Une neuroimagerie, de préférence une IRM, est pratiquée si cela n'a pas été fait récemment.

Les examens pour déterminer la cause, si elle ne ressort pas clairement à la neuro-imagerie ou d'après l'anamnèse, peuvent comprendre les examens suivants

  • Examens biologiques (p. ex., NFS, glycémie, ionogramme, urée, créatinine, Na, Ca, Mg et P, taux sériques des acides aminés, acides organiques urinaires et bilan hépatique) si un trouble métabolique est suspecté

  • Tests génétiques

  • Analyse du LCR

Traitement

  • ACTH parentéral

  • Vigabatrine (en particulier dans la sclérose tubéreuse)

  • Parfois, corticostéroïdes po

Les spasmes infantiles ne répondent pas aux anticonvulsivants typiques. Le traitement le plus efficace est l'ACTH. L'ACTH à haute dose (150 UI/m2) et à faible dose (20 UI/m2) en IM quotidiennes a été utilisée, et il n'existe pas de preuve concluante que des doses plus élevées soient plus efficaces; cependant, en général, si le traitement à faible dose n'a pas arrêté les spasmes dans les 2 semaines, des doses plus élevées seront utilisées. Le traitement par l'ACTH est généralement poursuivi à la dose efficace pendant 2 à 3 semaines, puis arrêté sur 6 à 9 semaines.

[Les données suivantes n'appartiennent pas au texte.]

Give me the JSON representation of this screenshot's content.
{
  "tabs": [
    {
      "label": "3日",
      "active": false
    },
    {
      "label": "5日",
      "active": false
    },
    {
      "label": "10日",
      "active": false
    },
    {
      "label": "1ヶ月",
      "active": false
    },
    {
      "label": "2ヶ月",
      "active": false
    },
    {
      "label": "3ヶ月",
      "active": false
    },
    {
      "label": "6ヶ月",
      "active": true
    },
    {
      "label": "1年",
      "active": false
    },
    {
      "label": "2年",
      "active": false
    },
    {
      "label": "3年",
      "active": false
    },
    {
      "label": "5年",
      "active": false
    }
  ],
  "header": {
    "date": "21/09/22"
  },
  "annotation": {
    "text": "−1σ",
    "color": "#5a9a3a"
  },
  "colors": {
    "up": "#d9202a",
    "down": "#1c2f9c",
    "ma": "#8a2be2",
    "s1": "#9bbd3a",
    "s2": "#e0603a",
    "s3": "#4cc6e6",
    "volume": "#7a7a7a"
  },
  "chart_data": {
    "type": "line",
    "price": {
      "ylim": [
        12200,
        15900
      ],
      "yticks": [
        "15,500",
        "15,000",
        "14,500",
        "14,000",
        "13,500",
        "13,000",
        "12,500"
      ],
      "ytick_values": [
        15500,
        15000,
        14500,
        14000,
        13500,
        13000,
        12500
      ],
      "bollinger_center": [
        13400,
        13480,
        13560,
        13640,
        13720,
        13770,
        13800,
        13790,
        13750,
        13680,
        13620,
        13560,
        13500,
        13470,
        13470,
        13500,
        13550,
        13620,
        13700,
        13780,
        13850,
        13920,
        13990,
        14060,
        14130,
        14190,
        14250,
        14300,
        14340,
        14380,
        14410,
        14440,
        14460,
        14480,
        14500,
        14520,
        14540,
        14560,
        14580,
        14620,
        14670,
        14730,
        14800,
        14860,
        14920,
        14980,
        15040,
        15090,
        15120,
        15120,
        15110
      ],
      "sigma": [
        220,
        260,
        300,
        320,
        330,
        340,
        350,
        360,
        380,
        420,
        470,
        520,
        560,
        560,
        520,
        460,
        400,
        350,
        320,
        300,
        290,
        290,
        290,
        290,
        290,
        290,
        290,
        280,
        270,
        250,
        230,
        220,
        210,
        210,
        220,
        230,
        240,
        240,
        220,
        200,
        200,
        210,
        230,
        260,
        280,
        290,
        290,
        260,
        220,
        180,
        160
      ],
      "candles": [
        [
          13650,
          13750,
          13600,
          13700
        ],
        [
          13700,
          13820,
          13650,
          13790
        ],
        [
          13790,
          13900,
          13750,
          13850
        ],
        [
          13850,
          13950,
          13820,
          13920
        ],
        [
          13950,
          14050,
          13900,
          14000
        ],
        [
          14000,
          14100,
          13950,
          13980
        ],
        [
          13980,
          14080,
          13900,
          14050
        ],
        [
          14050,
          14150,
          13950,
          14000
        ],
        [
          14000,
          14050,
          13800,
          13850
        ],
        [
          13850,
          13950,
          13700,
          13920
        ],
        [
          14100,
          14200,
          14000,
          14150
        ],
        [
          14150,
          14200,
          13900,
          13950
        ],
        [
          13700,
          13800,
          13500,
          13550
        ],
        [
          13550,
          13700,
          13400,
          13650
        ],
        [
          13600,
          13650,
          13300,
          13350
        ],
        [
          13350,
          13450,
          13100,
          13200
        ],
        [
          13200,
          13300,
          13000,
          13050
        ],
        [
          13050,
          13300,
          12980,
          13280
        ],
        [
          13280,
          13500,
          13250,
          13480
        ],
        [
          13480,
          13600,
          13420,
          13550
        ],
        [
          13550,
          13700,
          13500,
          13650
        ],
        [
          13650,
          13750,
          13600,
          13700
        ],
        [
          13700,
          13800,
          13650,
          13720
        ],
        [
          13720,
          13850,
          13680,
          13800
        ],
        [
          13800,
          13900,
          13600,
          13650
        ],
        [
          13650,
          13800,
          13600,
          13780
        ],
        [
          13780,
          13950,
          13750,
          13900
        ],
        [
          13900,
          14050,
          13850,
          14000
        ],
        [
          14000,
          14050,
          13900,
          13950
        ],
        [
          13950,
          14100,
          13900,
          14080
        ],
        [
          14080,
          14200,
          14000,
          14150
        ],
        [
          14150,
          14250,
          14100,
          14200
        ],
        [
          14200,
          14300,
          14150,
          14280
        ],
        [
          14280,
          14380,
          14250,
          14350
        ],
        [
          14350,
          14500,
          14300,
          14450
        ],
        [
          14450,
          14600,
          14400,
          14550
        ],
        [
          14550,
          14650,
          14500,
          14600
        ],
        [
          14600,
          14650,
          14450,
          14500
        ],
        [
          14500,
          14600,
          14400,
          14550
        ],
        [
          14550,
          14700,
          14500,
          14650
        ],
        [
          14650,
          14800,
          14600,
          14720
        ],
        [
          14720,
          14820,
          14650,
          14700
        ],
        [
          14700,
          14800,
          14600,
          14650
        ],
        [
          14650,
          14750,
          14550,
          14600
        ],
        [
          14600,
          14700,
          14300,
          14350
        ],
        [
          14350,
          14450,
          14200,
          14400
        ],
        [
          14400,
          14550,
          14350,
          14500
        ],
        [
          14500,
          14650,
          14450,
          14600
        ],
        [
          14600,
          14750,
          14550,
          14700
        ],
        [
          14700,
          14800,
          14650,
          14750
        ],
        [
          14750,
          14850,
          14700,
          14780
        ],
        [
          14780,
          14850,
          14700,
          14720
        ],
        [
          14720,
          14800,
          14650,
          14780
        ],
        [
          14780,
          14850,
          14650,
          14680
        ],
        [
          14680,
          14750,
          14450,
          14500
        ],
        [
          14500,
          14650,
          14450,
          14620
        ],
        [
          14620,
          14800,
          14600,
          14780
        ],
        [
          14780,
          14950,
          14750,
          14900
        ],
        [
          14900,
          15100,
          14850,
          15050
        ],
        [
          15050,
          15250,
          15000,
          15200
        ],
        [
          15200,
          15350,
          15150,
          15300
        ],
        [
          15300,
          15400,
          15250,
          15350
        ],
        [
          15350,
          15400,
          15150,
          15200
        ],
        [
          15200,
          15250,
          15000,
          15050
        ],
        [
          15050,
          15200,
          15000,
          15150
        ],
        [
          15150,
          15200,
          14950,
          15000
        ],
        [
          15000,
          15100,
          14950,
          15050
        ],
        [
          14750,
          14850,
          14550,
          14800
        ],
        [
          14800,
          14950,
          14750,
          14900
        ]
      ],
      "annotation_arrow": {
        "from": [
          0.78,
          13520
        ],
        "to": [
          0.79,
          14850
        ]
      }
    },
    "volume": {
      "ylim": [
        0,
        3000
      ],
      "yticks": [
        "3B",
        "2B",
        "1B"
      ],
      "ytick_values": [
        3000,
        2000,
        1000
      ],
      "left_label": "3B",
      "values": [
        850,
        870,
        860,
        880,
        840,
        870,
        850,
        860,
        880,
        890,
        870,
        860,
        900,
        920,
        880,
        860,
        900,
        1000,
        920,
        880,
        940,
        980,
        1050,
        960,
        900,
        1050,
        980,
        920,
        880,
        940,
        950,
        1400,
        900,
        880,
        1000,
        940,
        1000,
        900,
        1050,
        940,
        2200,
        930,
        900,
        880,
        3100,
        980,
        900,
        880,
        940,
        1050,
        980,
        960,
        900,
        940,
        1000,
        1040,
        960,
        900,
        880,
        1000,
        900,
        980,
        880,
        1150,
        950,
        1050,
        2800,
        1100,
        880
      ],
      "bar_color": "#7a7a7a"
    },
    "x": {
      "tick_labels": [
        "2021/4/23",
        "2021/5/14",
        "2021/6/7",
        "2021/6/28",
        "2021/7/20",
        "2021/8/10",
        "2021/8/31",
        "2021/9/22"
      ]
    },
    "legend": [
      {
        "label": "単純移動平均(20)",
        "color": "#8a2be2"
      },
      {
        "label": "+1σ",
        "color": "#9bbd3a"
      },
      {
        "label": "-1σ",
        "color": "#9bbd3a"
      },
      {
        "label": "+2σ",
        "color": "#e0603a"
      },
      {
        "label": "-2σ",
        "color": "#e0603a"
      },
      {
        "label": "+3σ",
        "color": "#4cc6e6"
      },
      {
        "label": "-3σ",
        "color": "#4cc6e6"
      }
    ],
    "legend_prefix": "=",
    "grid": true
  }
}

La vigabatrine est le seul anticonvulsivant qui a une efficacité prouvée; c'est le médicament de choix lorsque les spasmes sont causés par la sclérose tubéreuse et est souvent utilisé chez les enfants atteints d'une lésion ou d'une malformation cérébrale préexistante établie grave. Le dosage de la vigabatrine est de 25 mg/kg bid po, augmentée progressivement jusqu'à 75 mg/kg bid si nécessaire. Les preuves quant à l'efficacité des autres antiépileptiques et du régime cétogène sont insuffisantes.

Les corticostéroïdes (p. ex., la prednisone 2 mg/kg/j) est parfois administrée pendant 4 à 7 semaines en tant qu'alternative à l'ACTH.

Chez certains patients présentant des spasmes résistants, une résection corticale focale peut éliminer les convulsions.

Il est prouvé que plus la thérapie est rapidement initiée, meilleur est le résultat du développement neurologique, en particulier quand aucune cause n'est identifiée.